Each of the vehicles created in the experimental Partnership for a New Generation of Vehicles (PNGV) program from the government and the U.S. automakers used a diesel powerplant to achieve a goal of 80 mpg. But not all of the concepts for high mileage are pie-in-the-sky. In Europe, Volkswagen has introduced its 3-liter Lupo (ec, 12/99). Three liters denotes not the engine displacement but the fuel burned during 100 km of driving. That's an equivalent of about 78 mpg. The engine in the Lupo is a three-cylinder 1.2-liter turbocharged and intercooled direct-injection diesel. The car itself is smaller than a VW Golf and the European VW Polo. Regular Lupos come with a choice of 1.1-liter or 1.4-liter gasoline engines or a 1.7-liter direct-injection four-cylinder diesel. With a diesel engine the regular Lupo burns 4.4 liters of diesel fuel for each 100 km (53 mpg).
VW engineers claim engine thermal efficiency between 40 and 45 percent for the three-cylinder diesel engine in the three-liter Lupo. This is an efficiency record for a production vehicle and comes amazingly close to the theoretical Carnot limit from 1824. Efficient combustion of fuel also reduces emissions, and the 3-liter Lupo meets emissions levels proposed in Europe for 2006. VW is looking at even more efficient powertrains. Ferdinand Piech, VW's chairman, was the man behind the super-frugal Lupo and said that VW currently has a research vehicle that will achieve an economy of 2 liters per 100 km, or about 118 mpg. Piech claims the car would cost more than $30,000 to build, as it uses a variety of lightweight aerospace materials.

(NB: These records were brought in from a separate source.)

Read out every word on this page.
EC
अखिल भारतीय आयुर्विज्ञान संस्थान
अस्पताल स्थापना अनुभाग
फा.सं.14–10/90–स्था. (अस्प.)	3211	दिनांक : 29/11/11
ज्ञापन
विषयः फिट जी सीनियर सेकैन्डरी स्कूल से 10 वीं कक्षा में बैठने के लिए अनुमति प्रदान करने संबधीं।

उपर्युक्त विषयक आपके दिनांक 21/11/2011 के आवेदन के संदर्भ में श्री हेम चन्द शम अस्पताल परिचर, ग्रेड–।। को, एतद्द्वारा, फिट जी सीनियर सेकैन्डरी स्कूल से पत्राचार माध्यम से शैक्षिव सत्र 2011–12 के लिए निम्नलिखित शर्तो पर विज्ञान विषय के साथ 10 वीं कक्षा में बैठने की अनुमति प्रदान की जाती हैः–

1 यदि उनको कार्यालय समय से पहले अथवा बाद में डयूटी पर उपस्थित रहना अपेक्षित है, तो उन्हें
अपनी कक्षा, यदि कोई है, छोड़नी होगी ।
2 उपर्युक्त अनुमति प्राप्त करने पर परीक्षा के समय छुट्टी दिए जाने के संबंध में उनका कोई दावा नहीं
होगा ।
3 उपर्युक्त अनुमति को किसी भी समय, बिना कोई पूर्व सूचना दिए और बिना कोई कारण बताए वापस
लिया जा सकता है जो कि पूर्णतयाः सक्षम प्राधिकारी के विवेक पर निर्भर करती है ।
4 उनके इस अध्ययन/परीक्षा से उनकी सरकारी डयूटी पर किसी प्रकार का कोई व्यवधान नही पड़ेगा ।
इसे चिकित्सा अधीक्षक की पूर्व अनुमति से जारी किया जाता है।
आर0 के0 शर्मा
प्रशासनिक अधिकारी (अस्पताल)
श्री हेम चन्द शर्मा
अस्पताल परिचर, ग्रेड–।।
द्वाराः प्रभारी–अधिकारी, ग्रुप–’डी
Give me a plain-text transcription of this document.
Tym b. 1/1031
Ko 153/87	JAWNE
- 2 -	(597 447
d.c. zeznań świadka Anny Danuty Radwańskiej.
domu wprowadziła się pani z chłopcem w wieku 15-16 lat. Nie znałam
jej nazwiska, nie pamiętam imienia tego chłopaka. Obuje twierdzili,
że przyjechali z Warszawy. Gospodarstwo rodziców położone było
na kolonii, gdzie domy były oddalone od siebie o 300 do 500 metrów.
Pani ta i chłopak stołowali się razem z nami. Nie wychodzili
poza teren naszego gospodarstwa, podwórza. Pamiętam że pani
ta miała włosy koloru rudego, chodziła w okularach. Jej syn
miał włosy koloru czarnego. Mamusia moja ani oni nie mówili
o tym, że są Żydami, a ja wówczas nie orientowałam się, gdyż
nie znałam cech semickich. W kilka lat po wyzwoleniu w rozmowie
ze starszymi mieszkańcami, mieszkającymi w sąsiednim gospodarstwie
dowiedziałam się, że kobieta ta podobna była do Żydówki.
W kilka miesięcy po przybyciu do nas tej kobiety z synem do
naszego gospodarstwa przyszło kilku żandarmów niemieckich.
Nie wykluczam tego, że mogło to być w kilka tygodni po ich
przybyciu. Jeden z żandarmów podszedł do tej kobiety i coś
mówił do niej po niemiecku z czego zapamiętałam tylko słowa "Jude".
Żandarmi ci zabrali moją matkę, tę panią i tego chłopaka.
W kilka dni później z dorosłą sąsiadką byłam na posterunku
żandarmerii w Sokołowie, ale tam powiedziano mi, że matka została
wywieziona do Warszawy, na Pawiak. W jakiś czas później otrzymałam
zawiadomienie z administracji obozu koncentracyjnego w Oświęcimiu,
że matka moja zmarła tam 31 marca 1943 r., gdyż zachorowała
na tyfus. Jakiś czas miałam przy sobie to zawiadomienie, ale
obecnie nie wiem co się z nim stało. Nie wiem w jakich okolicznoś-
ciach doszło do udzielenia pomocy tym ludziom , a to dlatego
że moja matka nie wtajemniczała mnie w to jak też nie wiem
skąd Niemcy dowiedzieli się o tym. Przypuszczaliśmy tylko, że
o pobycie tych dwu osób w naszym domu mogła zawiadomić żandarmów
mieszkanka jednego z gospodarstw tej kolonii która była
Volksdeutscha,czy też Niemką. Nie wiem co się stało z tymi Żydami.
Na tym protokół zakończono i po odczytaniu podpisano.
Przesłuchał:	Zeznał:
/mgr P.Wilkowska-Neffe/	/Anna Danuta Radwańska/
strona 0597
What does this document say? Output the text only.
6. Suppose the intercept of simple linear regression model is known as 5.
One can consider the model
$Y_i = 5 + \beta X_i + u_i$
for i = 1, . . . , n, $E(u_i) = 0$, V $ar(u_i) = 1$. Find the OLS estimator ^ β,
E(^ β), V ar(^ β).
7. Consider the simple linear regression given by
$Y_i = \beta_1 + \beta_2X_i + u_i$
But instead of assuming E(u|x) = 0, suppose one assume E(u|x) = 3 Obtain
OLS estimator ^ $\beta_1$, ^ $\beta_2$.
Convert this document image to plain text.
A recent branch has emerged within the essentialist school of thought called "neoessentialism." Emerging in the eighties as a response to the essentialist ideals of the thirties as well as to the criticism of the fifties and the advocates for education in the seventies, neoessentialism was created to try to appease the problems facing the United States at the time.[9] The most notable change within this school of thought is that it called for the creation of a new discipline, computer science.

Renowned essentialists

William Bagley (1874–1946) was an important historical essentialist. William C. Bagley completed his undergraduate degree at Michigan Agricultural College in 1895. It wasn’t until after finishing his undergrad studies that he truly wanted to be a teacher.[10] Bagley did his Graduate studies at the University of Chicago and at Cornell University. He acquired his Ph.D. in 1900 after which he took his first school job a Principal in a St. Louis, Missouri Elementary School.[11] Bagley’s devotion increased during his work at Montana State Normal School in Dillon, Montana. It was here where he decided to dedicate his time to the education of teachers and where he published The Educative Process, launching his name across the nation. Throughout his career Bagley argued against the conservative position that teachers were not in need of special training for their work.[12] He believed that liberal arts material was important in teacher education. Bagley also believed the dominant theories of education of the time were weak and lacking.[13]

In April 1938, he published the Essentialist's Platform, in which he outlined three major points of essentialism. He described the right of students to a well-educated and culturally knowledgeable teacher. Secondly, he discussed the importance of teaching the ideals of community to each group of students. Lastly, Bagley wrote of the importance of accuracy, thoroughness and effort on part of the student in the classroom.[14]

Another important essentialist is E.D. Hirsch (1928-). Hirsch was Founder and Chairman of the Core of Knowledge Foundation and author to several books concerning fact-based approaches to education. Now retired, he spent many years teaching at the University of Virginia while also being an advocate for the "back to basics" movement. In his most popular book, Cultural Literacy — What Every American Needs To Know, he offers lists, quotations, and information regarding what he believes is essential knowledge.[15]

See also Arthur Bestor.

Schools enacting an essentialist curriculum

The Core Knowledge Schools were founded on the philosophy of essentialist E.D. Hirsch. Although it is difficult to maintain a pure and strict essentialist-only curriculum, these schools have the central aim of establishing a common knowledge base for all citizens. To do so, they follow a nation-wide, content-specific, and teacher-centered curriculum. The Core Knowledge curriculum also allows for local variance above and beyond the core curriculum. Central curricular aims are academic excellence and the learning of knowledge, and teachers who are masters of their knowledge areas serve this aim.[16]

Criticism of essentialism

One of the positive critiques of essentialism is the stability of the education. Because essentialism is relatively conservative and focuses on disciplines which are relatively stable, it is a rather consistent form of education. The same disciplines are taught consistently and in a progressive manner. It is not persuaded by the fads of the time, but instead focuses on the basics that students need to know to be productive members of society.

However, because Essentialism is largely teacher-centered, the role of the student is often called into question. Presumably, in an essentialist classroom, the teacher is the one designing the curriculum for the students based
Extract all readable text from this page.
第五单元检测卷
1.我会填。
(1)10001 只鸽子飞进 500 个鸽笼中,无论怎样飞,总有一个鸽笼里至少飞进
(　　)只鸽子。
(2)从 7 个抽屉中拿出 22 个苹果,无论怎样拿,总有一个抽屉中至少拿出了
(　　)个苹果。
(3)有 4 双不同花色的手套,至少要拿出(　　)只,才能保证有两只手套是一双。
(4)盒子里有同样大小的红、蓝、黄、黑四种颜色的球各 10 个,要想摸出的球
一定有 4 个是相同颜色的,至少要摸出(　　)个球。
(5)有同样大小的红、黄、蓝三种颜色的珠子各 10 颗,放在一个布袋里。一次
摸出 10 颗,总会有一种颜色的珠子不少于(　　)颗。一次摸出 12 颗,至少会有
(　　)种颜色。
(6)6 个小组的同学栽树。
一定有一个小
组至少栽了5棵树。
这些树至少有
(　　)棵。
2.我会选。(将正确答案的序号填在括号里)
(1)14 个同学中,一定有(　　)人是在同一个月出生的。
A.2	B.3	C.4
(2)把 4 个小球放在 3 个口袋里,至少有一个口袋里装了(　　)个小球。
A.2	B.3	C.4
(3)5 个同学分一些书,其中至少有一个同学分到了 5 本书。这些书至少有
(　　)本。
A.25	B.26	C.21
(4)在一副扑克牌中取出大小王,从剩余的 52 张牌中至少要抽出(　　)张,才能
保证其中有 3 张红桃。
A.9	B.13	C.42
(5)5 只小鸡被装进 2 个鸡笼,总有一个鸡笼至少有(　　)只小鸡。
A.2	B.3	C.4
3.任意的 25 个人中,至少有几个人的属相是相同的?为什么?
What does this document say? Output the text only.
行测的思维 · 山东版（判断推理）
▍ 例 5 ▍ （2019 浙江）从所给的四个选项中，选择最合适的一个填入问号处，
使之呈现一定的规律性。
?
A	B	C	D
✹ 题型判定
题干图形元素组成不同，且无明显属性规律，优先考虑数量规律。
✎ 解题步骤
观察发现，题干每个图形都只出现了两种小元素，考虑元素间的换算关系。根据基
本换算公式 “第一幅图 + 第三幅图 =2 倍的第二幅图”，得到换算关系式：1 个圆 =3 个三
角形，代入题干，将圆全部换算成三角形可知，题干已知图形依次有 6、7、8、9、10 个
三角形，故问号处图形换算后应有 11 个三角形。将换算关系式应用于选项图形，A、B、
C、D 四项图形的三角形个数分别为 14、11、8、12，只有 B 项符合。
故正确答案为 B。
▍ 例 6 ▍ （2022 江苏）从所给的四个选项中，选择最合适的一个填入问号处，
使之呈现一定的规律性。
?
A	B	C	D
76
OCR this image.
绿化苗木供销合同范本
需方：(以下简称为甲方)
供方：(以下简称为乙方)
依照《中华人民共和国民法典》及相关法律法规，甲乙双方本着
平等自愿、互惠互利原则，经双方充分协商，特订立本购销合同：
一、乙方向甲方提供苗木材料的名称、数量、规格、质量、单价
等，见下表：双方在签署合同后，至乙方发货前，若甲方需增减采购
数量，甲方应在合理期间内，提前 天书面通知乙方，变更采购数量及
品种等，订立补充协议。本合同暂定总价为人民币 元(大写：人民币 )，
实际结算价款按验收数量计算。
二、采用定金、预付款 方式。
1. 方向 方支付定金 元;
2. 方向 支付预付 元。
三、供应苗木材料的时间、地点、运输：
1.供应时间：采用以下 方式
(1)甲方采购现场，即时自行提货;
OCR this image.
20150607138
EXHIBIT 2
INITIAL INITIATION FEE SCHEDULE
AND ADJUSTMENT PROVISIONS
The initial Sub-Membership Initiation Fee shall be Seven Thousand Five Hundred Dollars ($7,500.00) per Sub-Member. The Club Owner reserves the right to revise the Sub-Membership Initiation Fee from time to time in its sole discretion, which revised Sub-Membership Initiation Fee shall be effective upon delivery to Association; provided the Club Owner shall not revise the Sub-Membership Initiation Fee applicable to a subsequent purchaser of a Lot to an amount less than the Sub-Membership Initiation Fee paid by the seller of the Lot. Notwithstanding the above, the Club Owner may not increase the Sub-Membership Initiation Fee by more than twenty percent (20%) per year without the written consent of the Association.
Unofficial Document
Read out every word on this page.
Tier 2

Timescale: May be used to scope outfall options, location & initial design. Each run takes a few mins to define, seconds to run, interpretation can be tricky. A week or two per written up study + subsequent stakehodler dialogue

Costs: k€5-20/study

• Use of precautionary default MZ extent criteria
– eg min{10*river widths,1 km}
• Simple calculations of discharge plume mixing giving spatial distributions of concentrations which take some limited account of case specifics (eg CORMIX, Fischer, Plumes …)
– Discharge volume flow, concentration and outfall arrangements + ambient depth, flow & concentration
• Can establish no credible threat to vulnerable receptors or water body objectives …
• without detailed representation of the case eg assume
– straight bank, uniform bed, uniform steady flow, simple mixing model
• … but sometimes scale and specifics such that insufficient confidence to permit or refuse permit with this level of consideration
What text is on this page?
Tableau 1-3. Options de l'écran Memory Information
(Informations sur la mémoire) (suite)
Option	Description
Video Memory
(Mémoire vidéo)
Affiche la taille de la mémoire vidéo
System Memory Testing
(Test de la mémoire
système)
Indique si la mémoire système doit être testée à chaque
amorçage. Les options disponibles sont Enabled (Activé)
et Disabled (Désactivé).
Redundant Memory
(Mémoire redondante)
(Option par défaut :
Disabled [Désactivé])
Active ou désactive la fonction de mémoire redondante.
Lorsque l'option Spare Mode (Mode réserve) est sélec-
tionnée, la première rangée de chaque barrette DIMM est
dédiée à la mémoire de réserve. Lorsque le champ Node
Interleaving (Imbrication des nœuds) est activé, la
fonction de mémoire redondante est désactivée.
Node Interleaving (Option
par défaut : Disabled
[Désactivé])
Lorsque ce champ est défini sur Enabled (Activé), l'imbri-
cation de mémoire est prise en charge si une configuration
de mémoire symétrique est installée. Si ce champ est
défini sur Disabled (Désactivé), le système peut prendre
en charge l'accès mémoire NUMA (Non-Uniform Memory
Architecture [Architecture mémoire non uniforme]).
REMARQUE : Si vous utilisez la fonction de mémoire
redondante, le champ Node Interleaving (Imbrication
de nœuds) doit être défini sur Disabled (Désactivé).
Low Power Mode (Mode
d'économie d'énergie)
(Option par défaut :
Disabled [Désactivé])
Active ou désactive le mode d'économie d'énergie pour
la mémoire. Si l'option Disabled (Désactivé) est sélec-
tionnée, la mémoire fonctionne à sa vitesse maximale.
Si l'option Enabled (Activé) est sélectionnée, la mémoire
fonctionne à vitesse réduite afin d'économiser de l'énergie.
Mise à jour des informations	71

Diesel cars have had their ups and downs in the marketplace. The world's first diesel-powered production car was the Mercedes-Benz 260D of 1936. Although diesel-engined 170 models were available after World War II, Mercedes-Benz didn't actually start selling diesels in the U.S. until 1960. Peugeot was another manufacturer that offered diesel engines in its passenger cars for many of the same reasons. These diesel-powered cars appealed at that time to people who wanted ultimate economy and longevity in a high-quality automobile.
Diesels got a real boost during the oil crises of the 1970s, as their inherently superior fuel economy gave them a significant advantage over similarly sized gasoline-engine cars. Pressure from the heavy trucking industry also kept diesel fuel prices artificially low, making diesel car ownership even more economical. Mercedes-Benz began offering a turbocharger on its diesel engines in 1978 that greatly improved performance, traditionally a weak point of diesel engines in passenger cars. In 1982, 78.9 percent of the 65,963 cars sold by Mercedes-Benz in the U.S. were diesel powered. In 1983, the company sold 54,044 diesel-powered cars, representing 73.3 percent of its sales in the U.S.